Friday, April 08, 2005

Parnell v. Adventist Health System (Cal. Supreme Ct. - April 4, 2005)

Here's an opinion by Justice Brown with which I agree. Admittedly, that's not saying much, since the decision was unanimous. But the opinion is still worth reading, for at least two different reasons.

First, it reaches an interesting result, especially for someone like Justice Brown. Don't get me wrong: again, I agree with the decision, which holds that a hospital doesn't have a statutory lien on settlement proceeds when the patient's insurance company has already paid the hospital all the money it's contractually owed. But it's very hard to reach that result by relying on either the text or legislative history of the relevant statute, both of which provide more than tolerable support for a contrary holding. The easiest way out is to engage in something akin to the common law tradition and to interpret the statute in a manner that makes it better (i.e., that interprets the statute in the way that we think would make more sense). Personally, I don't have a huge problem with such an approach, which is why I agree with what the California Supreme Court does here. But hard core textualists -- including Justice Brown -- do have a huge problem with it. At least usually. But apparently not here. Which is one reason why the unanimous result is a bit surprising. And particularly surprising since it's an approach articulated by Justice Brown.

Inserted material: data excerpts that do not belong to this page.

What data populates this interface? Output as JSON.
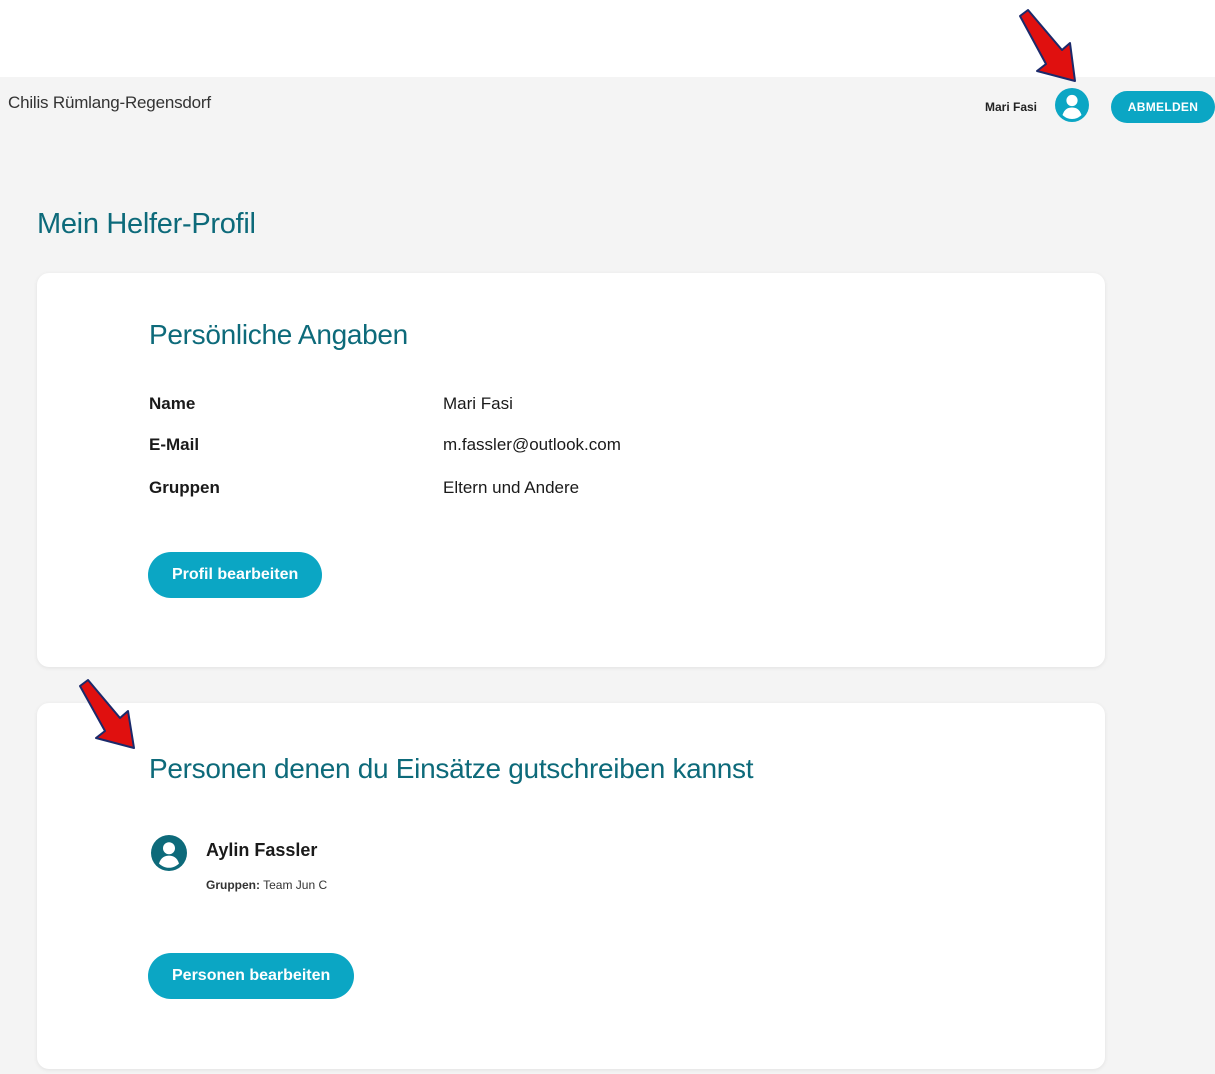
{
  "header": {
    "brand": "Chilis Rümlang-Regensdorf",
    "user_name": "Mari Fasi",
    "logout_label": "ABMELDEN"
  },
  "page": {
    "title": "Mein Helfer-Profil"
  },
  "personal": {
    "title": "Persönliche Angaben",
    "fields": [
      {
        "label": "Name",
        "value": "Mari Fasi"
      },
      {
        "label": "E-Mail",
        "value": "m.fassler@outlook.com"
      },
      {
        "label": "Gruppen",
        "value": "Eltern und Andere"
      }
    ],
    "edit_label": "Profil bearbeiten"
  },
  "persons": {
    "title": "Personen denen du Einsätze gutschreiben kannst",
    "list": [
      {
        "name": "Aylin Fassler",
        "groups_label": "Gruppen:",
        "groups_value": "Team Jun C"
      }
    ],
    "edit_label": "Personen bearbeiten"
  },
  "colors": {
    "accent": "#0ba6c4",
    "heading": "#0d6a7a",
    "app_background": "#f4f4f4",
    "annotation_arrow": "#e0100f"
  },
  "icons": {
    "header_avatar": "user-circle-icon",
    "person_avatar": "user-circle-icon",
    "annotations": "red-arrow-icon"
  }
}
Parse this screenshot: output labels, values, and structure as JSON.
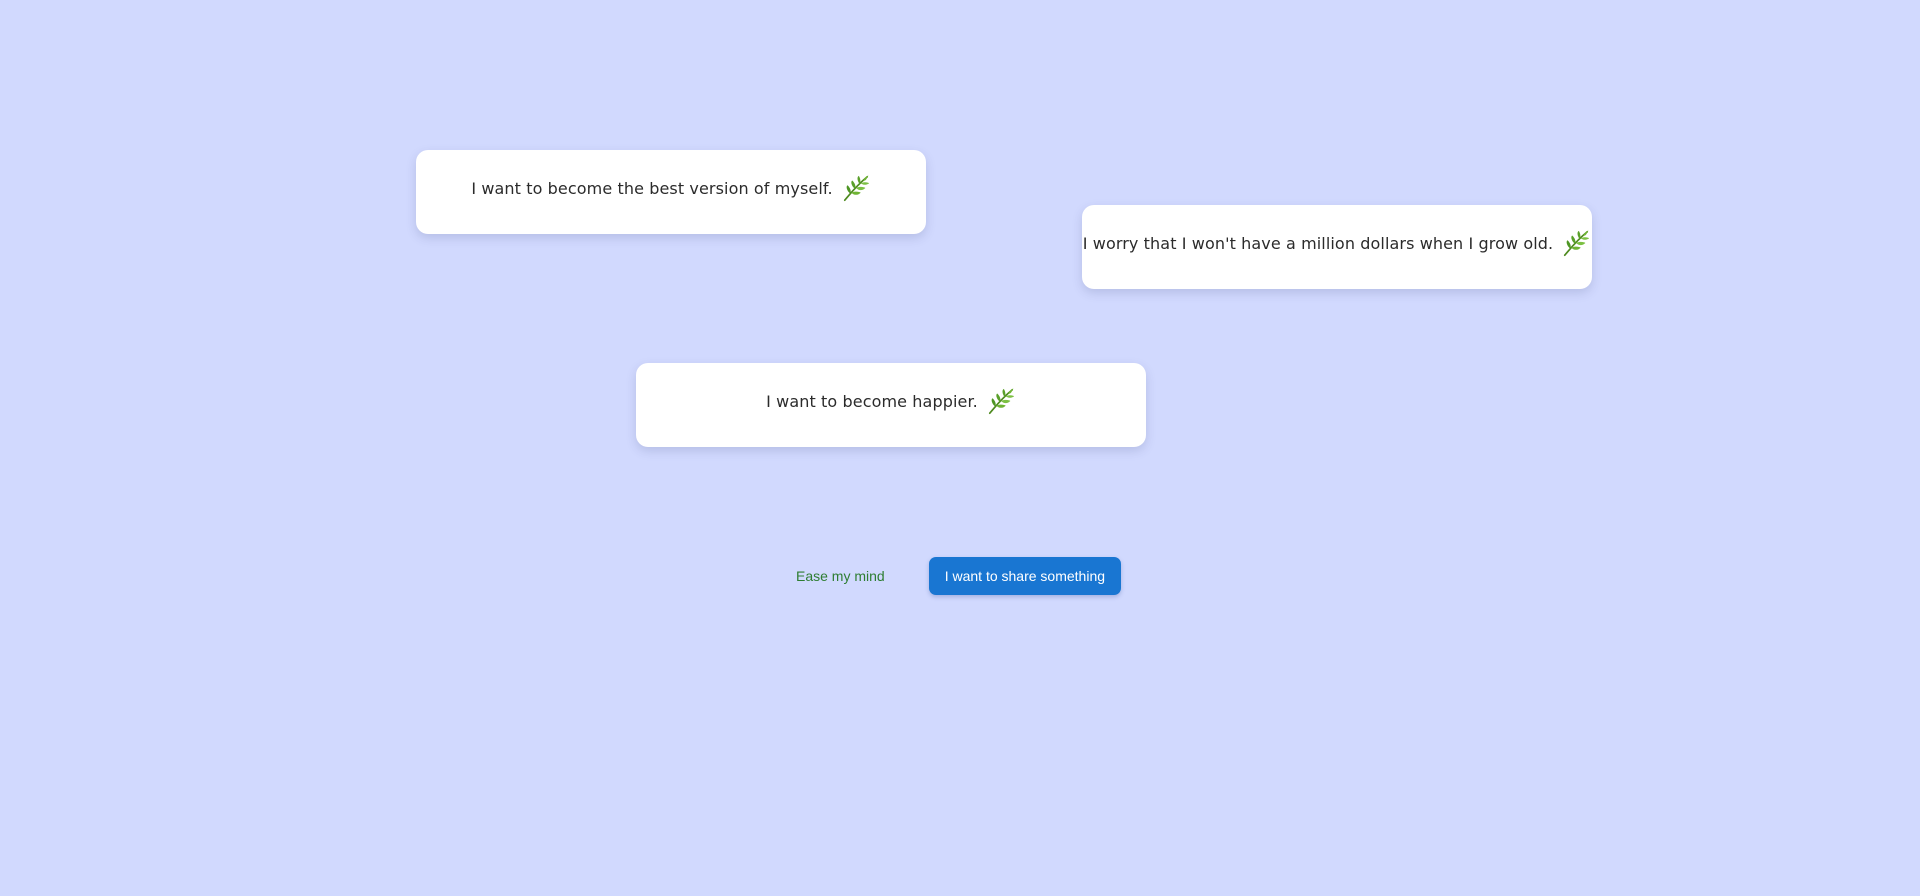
{
  "cards": [
    {
      "text": "I want to become the best version of myself.",
      "icon": "leaf-icon"
    },
    {
      "text": "I worry that I won't have a million dollars when I grow old.",
      "icon": "leaf-icon"
    },
    {
      "text": "I want to become happier.",
      "icon": "leaf-icon"
    }
  ],
  "actions": {
    "ease_label": "Ease my mind",
    "share_label": "I want to share something"
  },
  "colors": {
    "background": "#d1d9fe",
    "card": "#ffffff",
    "accent_green": "#2e7d32",
    "primary_blue": "#1976d2"
  }
}
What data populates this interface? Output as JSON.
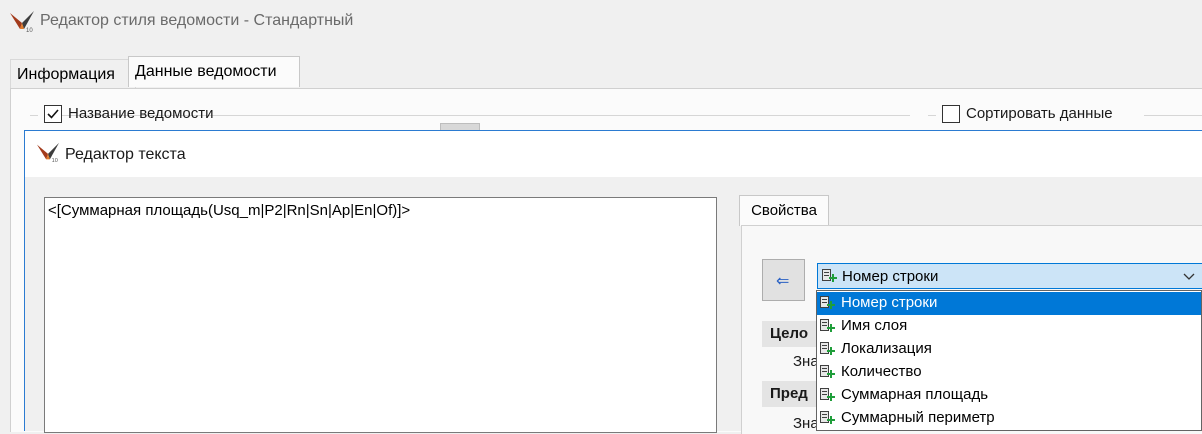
{
  "window": {
    "title": "Редактор стиля ведомости - Стандартный",
    "logo_icon": "app-logo-icon"
  },
  "tabs": [
    {
      "label": "Информация",
      "active": false
    },
    {
      "label": "Данные ведомости",
      "active": true
    }
  ],
  "options": {
    "name_checkbox": {
      "label": "Название ведомости",
      "checked": true
    },
    "sort_checkbox": {
      "label": "Сортировать данные",
      "checked": false
    }
  },
  "text_editor": {
    "title": "Редактор текста",
    "content": "<[Суммарная площадь(Usq_m|P2|Rn|Sn|Ap|En|Of)]>",
    "properties_tab": "Свойства",
    "insert_button_icon": "arrow-left-icon",
    "field_combo": {
      "selected": "Номер строки"
    },
    "groups": [
      {
        "header": "Цело",
        "field_label": "Зна"
      },
      {
        "header": "Пред",
        "field_label": "Зна"
      }
    ],
    "dropdown_items": [
      "Номер строки",
      "Имя слоя",
      "Локализация",
      "Количество",
      "Суммарная площадь",
      "Суммарный периметр"
    ],
    "selected_index": 0
  },
  "colors": {
    "accent": "#0078d7",
    "combo_bg": "#cce4f7"
  }
}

Second, the opinion is also interesting for the subtle, but critical, cop-out at the end of the opinion -- a part of the opinion that, as a practical matter, I believe will make the central holding of the case utterly irrelevant. Justice Brown concludes that the hospital doesn't have a lien because it's essentially already been paid in full by the insurance company. Fair enough, right? After all, if the hospital thought that it was reasonable to get paid $500 for X procedure, why should it get more? If it can make a profit with $500 -- which you know it can, since this figure is the result of arms-length negotiation -- why should it be permitted to charge $700 (or, more accurately, pursuant to the statute, why is any amount over $500 "necessary and reasonable")?

But in the final paragraph of this 23-page opinion, Justice Brown makes it clear that this is not the basis for her holding; indeed, that the hospital would have a lien if they just amended their contractual agreement with the insurance company. Which, after this opinion, is exactly what the hospital is going to do. The hospital wants more money, so it will asks the insurance company to still pay only $500, but to let the hospital charge the third party tortfeasor another $200. It's not the insurance company's money, so what do they care? They'll agree. And it's not a co-payment or anything that a policyholder will typically notice, so the insured almost certainly won't know enough to effectively object either -- indeed, given the randomness of application of this provision (which is basically third party subrogation), the transaction costs of objecting would outweigh the benefits. So the hospital will end up making $700 for a procedure for which we know they can derive an acceptable profit at $500. The insurance company won't care since it's not their money, and the person that gets hosed -- since it's their money that's being taken -- is the insured. Awesome, eh?

So once you add that last paragraph, maybe it's not so surprising why Justice Brown is suddenly willing not only to sign on to a common law approach to statutory interpretation, but is also willing to be the author of an opinion that ostensibly adopts such an approach. For that last paragraph, you'd be willing to give up a lot. But why the rest of the California Supreme Court is willing to agree to the last paragraph of the opinion -- without comment or even seeming recognition of its significance -- is a mystery to me. It's the only part of the opinion that I think is likely wrong, and is also the only part that is practically likely to matter.